EU chief stonewalls investigators on private texts with Pfizer CEO

European Commission President Ursula von der Leyen is refusing to cooperate with an investigation of her private text messages with Pfizer CEO Albert Bourla through which they negotiated a multi-billion-euro contract for COVID-19 vaccines. 

The European Parliament (EP) began the investigation after von der Leyen acknowledged the text exchange in an April 2021 interview with the New York Times. But the European Commission says it no longer has the texts, and von der Leyen is keeping mum about the details.

“We need to hear what went on, otherwise it’s going to drag on,” European Ombudsman Emily O’Reilly said, according to Reuters.

“It’s the gift that keeps on giving to people who are hostile to the EU and who are anti-vax, because it can feed into the narrative that something is being hidden,” she added.

The Conference of Presidents (CoP), a parliamentary body which includes the heads of political groups and Parliament’s president, are demanding answers from von der Leyen for the sake of transparency. However, the CoP agreed to question the EU chief at their next private meeting behind closed doors and out of the public eye.

Bereft of von der Leyen’s cooperation, the EU’s COVID-19 committee (COVI) twice invited Bourla last year to appear before the EP to provide clarification on these issues, but Bourla refused.
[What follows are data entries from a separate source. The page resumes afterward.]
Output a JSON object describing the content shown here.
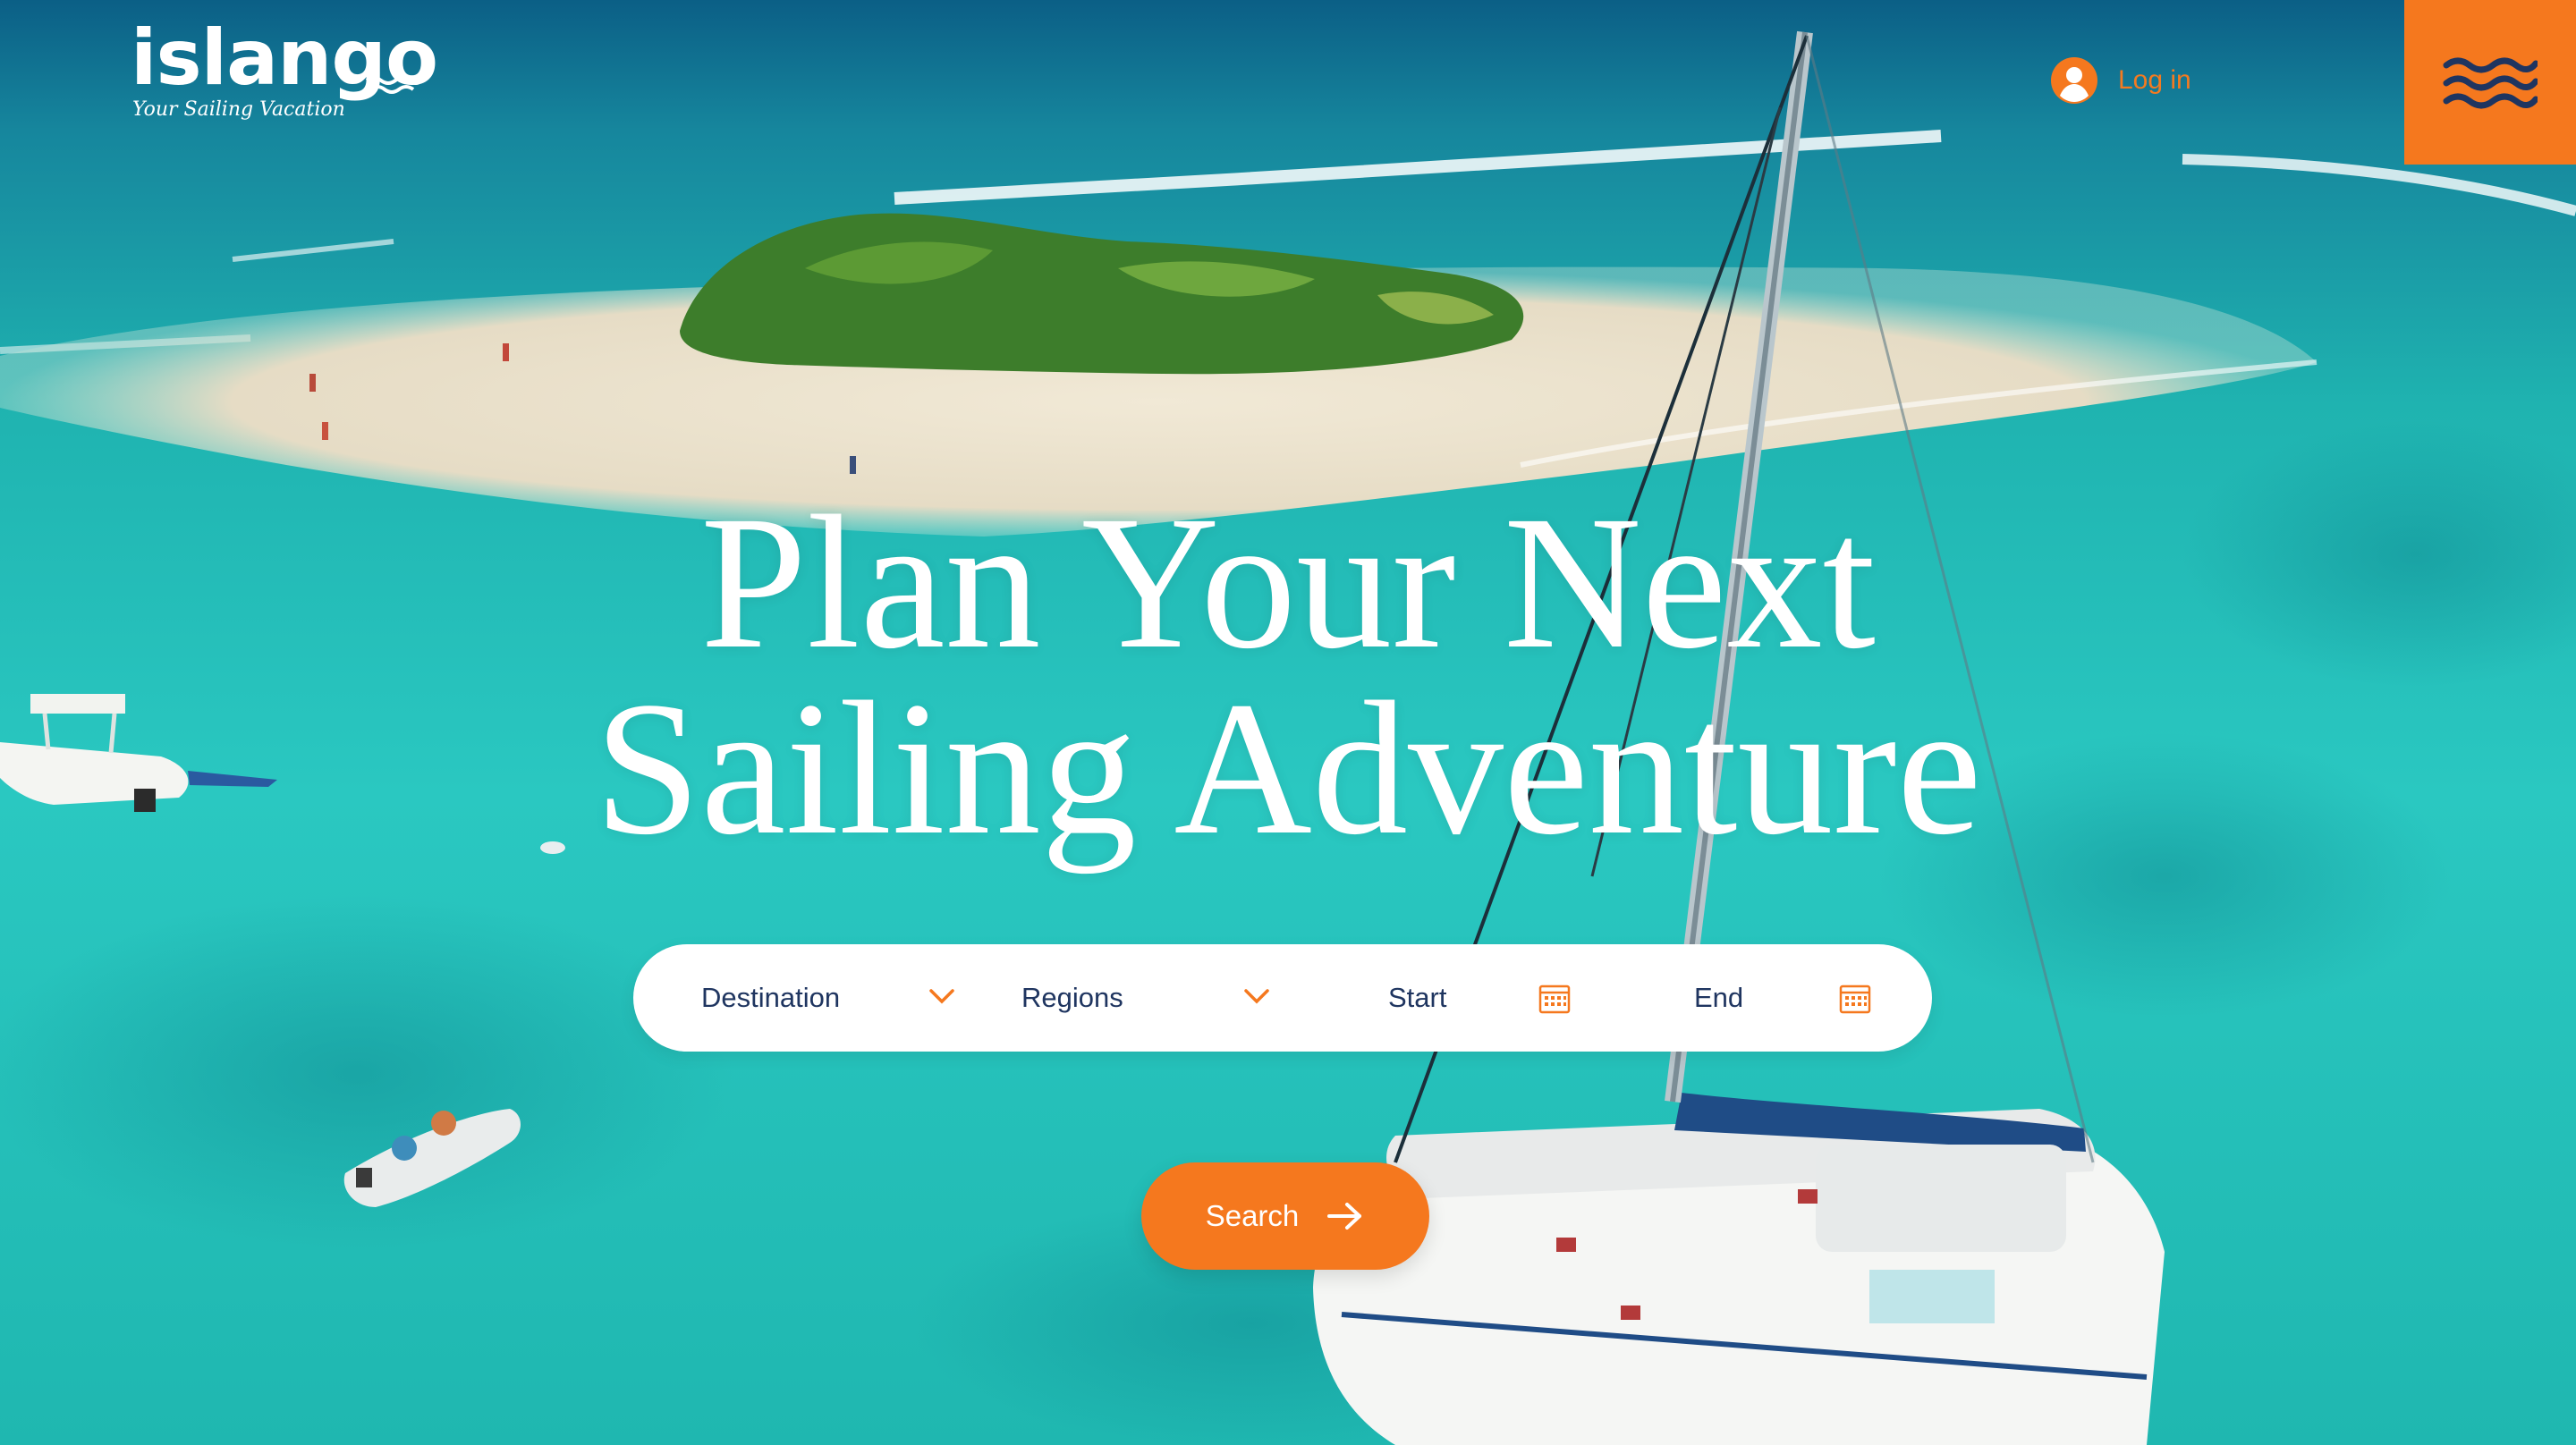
{
  "brand": {
    "name": "islango",
    "tagline": "Your Sailing Vacation",
    "accent_color": "#f5781e",
    "navy_color": "#1f3560"
  },
  "header": {
    "login_label": "Log in",
    "login_icon": "user-circle-icon",
    "menu_icon": "wave-menu-icon"
  },
  "hero": {
    "headline_line1": "Plan Your Next",
    "headline_line2": "Sailing Adventure",
    "background": "aerial view of a sandbar island, turquoise sea and a white catamaran"
  },
  "search": {
    "destination_label": "Destination",
    "regions_label": "Regions",
    "start_label": "Start",
    "end_label": "End",
    "dropdown_icon": "chevron-down-icon",
    "date_icon": "calendar-icon",
    "button_label": "Search",
    "button_icon": "arrow-right-icon"
  }
}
Instead, he sent Pfizer’s President of International Developed Markets Janine Small, who assured the parliamentarians in October the vaccine contracts were freely available to them, omitting the fact that they were heavily redacted. 

“I think Albert Bourla deliberately did not come, because he did not want to face the controversies,” French MEP and COVI member Véronique Trillet-Lenoir told Euractiv

“As Committee Chair, I deeply regret Dr. Bourla’s refusal. The EU has spent a lot of public resources on vaccine production & purchase. The EP has a right to full transparency on the details of this spending and the preliminary negotiations that led to it,” tweeted COVI Chair Kathleen Van Brempt in December. 

In response to Bourla’s refusal, the COVI voted to ban Pfizer representatives from Parliament, which would block the company’s lobbyists — and Bourla himself — from access to lawmakers. The proposal was shot down by the CoP.

According to reports, Pfizer spends between €800,000 ($860,000) and €900,000 ($974,000) annually on its EU lobbying. The company has four lobbyists who work out of Pfizer’s Brussels office and hold permanent European Parliament access passes. 

But Pfizer may be under-declaring its lobbying budget; the corporate giant has also spent between €950,000 ($1,028,000) and €1.2 million ($1.3 million) per year for help from outside lobbying consultancies.